BEN SILVERMAN: I’ve been wearing Levi’s for over two decades now so it’s a bit hard to think that far back. I do remember coming back home from college once to see some friends and one of them was amazed at how worn in and comfortable my jeans looked. They figured I had purchased a fancy pair of pre-worn jeans for a couple hundred bucks. In actuality, it was just a pair of Levi’s that I wore almost everyday and probably only washed when I occasionally visited home and had a free washing machine to use. That’s when I realized I could get away without washing them and no longer felt any shame for wearing the same jeans every other (if not everyday).

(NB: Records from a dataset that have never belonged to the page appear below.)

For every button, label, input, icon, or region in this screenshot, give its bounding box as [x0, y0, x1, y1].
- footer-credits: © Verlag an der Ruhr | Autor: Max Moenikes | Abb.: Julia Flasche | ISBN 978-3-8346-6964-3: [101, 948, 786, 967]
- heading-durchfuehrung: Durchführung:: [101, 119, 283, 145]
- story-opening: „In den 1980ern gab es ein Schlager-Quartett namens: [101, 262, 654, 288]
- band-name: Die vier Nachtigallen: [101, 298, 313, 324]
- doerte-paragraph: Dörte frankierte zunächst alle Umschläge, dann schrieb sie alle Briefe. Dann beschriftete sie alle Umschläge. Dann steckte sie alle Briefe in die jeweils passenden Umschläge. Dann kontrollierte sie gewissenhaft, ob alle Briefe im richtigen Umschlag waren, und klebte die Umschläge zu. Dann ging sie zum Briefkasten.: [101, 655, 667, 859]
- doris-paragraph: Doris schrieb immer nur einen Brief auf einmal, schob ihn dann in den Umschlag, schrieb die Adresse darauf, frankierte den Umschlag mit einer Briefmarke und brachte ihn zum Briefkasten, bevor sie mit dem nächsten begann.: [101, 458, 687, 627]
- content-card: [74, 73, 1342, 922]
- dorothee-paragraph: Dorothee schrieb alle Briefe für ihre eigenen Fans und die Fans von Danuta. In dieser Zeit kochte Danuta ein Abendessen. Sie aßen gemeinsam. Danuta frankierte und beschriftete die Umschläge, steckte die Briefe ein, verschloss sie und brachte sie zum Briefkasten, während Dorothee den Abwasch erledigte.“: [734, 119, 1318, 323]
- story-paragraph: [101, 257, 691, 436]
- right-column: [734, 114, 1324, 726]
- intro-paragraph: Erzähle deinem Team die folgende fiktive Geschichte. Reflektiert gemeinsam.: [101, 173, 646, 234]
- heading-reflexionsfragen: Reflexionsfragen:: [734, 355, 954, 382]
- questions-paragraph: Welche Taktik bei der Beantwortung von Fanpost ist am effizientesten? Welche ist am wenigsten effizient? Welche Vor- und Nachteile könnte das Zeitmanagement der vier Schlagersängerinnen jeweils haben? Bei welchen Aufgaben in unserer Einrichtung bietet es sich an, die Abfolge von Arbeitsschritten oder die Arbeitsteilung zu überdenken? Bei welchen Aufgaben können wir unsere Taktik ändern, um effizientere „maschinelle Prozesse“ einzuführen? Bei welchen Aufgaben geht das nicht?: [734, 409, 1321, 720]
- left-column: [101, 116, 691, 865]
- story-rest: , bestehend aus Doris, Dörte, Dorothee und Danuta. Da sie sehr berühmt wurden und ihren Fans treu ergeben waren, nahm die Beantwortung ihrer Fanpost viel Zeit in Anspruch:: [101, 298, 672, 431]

JASON GREEN: I guess my story is pretty similar to Ben’s…I’ve always worn denim, Levi’s especially. Over the last few years, I’ve done a lot of traveling. When I first started exploring, I had this habit of over-packing, but my extra pants seldom made it out of my suitcase/backpack. I’ve since learned: there really is no better traveling companion than a good pair of jeans and boots. I’ve done a few crazy trips between opposing climates—a depth of winter trek from eastern Europe to the sweltering heat of the Middle East, another took me up through Scandinavia to the arctic circle then down to southern Spain—and while shirts, jackets, gloves, hats, and layers of thermal undergarments may have come and gone, my Levi’s and boots soldiered on.

What are you likely to be doing in your Levi’s?

BEN SILVERMAN: I pretty much wear them all the time, so I could be doing anything. I prefer black Levi’s because I can go from being on a construction site for work to tucking my shirt in and heading to a business meet with just a quick dusting off. Or go from stone carving (my main hobby outside of work and friends) straight to a bar.

JASON GREEN: A better question might be what am I not doing in my Levi’s (mostly, the answer is sleeping, but there are exceptions to that, too). Already today I’ve been downstairs to our fabrication shop and our greenhouse, climbed to the top of the greenhouse to help with assembly, jumped in on some welding and carpentry, now I’m working at my standing desk in whatever the urban farming version of the company “suit” is. I consider going to a meeting with a little rust on my pants a badge of honor.

What legacy do you hope to leave in the world?

BEN SILVERMAN: An improvement on the status quo of industrial agriculture and the sustainability of urban living.

JASON GREEN: I hope to leave a legacy of conscious action. The particular cause that I’ve dedicated my life to so far is stewardship of our environment and our species, and, before it’s too late, to create a global consciousness of humans as a part of a larger global ecosystem. I think people forget that the Earth isn’t required or compelled to nurture us; we’re animals living in a tiny biome on a rock hurtling through the vastness of space. When I think in those terms, I realize how delicate our existence is, and I am drawn to try to protect it. I’ll spend the rest of my life trying to spread that consciousness and encouraging responsible change.